The heterogeneity of stomach cancer means that a universal drug that effectively treats all patients has not yet been discovered. Therefore, to advance cancer treatment outcomes, personalized medicine has become an important approach. Tumor-derived organoids have emerged as a crucial tool in achieving the goals of personalized medicine. These organoids, generated from patient tumor samples, closely resemble the characteristics and behavior of the original tumor and can be used to test the efficacy of different therapies tailored to each individual's unique cancer profile. Utilizing tumor-derived organoids, clinicians can identify the most effective treatment options for specific patients, thereby increasing the chances of successful cancer treatment while minimizing unnecessary side effects. This personalized approach is revolutionizing cancer treatment and offering hope for more targeted and successful therapies in the future.

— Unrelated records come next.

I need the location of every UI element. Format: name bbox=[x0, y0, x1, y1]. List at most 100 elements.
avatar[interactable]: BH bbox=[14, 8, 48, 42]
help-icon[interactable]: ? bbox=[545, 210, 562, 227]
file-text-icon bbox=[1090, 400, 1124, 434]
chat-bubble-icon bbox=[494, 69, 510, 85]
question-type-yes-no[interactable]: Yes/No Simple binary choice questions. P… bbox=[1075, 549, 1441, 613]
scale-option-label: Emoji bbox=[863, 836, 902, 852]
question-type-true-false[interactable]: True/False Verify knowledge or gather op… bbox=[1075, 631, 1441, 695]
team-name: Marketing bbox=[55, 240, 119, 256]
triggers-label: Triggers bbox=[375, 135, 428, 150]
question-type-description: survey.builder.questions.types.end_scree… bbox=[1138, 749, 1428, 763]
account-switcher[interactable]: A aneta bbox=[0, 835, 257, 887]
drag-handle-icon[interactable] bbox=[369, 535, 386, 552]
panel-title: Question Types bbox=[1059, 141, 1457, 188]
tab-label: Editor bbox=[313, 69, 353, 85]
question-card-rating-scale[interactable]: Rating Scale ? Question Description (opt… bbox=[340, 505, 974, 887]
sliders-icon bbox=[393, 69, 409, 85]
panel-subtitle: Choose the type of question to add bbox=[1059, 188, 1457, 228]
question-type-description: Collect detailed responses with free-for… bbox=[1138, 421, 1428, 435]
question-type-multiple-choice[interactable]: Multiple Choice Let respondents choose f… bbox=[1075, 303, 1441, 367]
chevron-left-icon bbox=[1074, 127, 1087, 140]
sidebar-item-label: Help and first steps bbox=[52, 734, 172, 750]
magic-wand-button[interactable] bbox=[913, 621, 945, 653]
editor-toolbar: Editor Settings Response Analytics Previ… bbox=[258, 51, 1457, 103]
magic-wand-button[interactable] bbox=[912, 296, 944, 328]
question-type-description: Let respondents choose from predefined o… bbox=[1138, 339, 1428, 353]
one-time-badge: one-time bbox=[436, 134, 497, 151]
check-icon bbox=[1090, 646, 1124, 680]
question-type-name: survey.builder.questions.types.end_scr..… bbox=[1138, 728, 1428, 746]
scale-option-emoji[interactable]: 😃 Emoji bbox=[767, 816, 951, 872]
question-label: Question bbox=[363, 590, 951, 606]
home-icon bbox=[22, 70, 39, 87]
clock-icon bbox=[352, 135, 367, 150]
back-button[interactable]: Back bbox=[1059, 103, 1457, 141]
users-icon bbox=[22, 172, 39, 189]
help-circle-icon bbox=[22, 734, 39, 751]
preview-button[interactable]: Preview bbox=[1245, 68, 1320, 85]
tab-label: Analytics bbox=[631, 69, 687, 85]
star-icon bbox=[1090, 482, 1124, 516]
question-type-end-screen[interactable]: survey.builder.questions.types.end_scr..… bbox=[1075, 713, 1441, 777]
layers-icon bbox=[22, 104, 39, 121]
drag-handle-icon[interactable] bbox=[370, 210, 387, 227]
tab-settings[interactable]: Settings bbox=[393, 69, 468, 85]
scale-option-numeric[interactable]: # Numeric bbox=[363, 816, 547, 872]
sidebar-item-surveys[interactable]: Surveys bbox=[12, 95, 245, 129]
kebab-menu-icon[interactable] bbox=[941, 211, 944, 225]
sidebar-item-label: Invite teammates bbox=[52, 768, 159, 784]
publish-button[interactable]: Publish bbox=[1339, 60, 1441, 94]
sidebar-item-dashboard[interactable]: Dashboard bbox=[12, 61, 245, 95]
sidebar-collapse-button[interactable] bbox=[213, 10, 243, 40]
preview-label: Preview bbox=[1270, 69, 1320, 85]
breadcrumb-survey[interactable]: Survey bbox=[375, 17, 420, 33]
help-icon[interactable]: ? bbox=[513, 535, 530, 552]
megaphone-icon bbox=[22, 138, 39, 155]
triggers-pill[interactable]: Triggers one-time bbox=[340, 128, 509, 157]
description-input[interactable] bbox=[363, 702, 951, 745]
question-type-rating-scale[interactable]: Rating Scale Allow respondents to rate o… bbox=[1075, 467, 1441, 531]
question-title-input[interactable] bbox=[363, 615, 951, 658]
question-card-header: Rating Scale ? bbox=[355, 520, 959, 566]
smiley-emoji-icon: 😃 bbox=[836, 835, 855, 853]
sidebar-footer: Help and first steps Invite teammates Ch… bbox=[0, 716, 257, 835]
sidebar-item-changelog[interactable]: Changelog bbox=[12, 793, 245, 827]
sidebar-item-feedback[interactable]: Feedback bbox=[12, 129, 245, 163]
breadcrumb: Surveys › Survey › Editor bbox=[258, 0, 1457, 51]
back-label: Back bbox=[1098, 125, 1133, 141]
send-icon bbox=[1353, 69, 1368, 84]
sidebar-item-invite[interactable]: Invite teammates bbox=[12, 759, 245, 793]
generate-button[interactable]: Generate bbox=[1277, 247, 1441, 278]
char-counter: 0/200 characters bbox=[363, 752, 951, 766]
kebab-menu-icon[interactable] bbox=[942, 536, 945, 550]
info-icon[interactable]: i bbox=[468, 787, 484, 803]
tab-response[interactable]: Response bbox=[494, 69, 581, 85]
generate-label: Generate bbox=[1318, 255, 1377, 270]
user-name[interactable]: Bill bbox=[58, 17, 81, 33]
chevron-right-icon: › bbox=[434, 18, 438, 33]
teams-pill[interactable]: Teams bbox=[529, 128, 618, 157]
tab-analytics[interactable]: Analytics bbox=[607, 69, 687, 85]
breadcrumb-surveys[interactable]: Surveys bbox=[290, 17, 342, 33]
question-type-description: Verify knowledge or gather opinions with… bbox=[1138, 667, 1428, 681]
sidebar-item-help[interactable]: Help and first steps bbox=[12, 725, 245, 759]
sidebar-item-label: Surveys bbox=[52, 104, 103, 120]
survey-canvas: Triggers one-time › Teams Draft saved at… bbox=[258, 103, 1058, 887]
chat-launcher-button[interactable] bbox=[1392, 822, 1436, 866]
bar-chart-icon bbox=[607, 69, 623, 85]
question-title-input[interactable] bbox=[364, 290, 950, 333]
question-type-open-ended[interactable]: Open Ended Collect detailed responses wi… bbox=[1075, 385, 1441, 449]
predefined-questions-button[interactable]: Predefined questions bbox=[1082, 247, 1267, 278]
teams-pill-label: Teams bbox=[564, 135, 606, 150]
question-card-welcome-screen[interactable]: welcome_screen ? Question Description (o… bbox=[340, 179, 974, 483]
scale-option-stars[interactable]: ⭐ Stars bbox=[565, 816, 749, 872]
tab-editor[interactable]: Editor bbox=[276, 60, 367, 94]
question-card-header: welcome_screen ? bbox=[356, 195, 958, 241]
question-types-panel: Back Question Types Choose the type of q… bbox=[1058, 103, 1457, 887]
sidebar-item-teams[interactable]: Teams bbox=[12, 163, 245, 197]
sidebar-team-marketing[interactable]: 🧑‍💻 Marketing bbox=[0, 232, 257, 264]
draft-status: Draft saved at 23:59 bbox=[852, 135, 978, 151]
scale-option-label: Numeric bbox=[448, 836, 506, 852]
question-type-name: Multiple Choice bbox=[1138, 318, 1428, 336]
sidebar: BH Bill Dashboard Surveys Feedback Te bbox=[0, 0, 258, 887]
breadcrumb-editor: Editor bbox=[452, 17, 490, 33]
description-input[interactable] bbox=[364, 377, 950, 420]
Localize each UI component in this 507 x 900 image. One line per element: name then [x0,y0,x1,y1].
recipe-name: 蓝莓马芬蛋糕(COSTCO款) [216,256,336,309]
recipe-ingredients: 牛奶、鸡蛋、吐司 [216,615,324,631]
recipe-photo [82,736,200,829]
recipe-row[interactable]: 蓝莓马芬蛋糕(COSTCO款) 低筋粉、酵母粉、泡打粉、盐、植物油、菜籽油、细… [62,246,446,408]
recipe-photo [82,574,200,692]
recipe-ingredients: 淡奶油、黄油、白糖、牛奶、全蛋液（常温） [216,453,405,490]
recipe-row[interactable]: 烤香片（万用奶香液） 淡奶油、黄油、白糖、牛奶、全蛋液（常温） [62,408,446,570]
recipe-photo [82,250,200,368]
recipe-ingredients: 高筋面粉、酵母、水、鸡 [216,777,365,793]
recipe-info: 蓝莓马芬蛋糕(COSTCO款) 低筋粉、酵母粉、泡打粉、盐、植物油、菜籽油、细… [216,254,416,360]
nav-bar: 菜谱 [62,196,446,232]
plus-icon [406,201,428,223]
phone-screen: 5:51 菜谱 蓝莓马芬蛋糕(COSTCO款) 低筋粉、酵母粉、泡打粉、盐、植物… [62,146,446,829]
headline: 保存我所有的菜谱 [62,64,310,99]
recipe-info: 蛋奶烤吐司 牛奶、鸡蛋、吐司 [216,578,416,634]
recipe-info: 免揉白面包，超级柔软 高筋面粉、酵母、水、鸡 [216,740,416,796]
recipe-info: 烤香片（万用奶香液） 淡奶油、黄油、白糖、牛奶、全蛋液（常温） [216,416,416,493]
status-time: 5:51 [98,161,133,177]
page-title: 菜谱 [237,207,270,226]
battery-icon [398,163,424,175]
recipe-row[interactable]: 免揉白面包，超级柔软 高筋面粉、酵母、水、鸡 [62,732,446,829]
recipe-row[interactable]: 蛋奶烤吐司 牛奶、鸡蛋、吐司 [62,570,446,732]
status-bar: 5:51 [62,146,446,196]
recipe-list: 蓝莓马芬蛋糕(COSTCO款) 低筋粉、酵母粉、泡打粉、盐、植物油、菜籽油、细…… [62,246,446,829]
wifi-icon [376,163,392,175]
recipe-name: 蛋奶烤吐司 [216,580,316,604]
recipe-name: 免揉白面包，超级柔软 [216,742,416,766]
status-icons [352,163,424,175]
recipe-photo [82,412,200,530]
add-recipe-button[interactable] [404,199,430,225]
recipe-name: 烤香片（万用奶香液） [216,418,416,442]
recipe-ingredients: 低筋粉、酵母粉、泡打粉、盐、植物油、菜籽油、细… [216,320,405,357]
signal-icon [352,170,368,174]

The use of organoid platforms for drug screening has proven to be feasible and highly effective. The similarity between organoids and the human body makes them an ideal platform for drug research. By testing the efficacy and safety of drugs in organoids, researchers can obtain more reliable and accurate evaluations of their effects. This provides crucial references for drug development, enabling the development of safer and more effective treatments. In particular, the use of PDXOs allows for personalized drug screening, thus tailoring treatment options to the specific needs of individual patients. As a result, organoid technology has the potential to drive the future development of precision medicine. The regenerative and proliferative abilities of organoids also make them highly promising in the field of regenerative medicine. Through the cultivation and repair of organoids, researchers can facilitate the regeneration of human tissues and organs. This has significant implications for treating a wide range of diseases and injuries. However, to fully realize the potential of organoid technology in regenerative medicine, further advances are needed to better simulate the structure and function of human organs. With continued progress, organoid technology has the potential to greatly impact the fields of disease modeling, drug screening, and regenerative medicine.

CONCLUSION

Although the current organoid systems have some limitations, such as the need for further optimization in disease modeling and personalized medicine, these systems provide important new opportunities to the field of regenerative medicine. By combining additional biotechnological methods, these systems will continue to develop into valuable tools for preclinical and clinical research. The development of these organoid technologies holds tremendous potential for disease treatment and personalized healthcare, providing clinicians with more accurate disease models and patients with personalized treatment plans. Although current organoid systems still face some technical challenges, it is believed that with ongoing research and improvements, they will be able to better simulate and rebuild human organs, resulting in breakthroughs in medical research and clinical applications.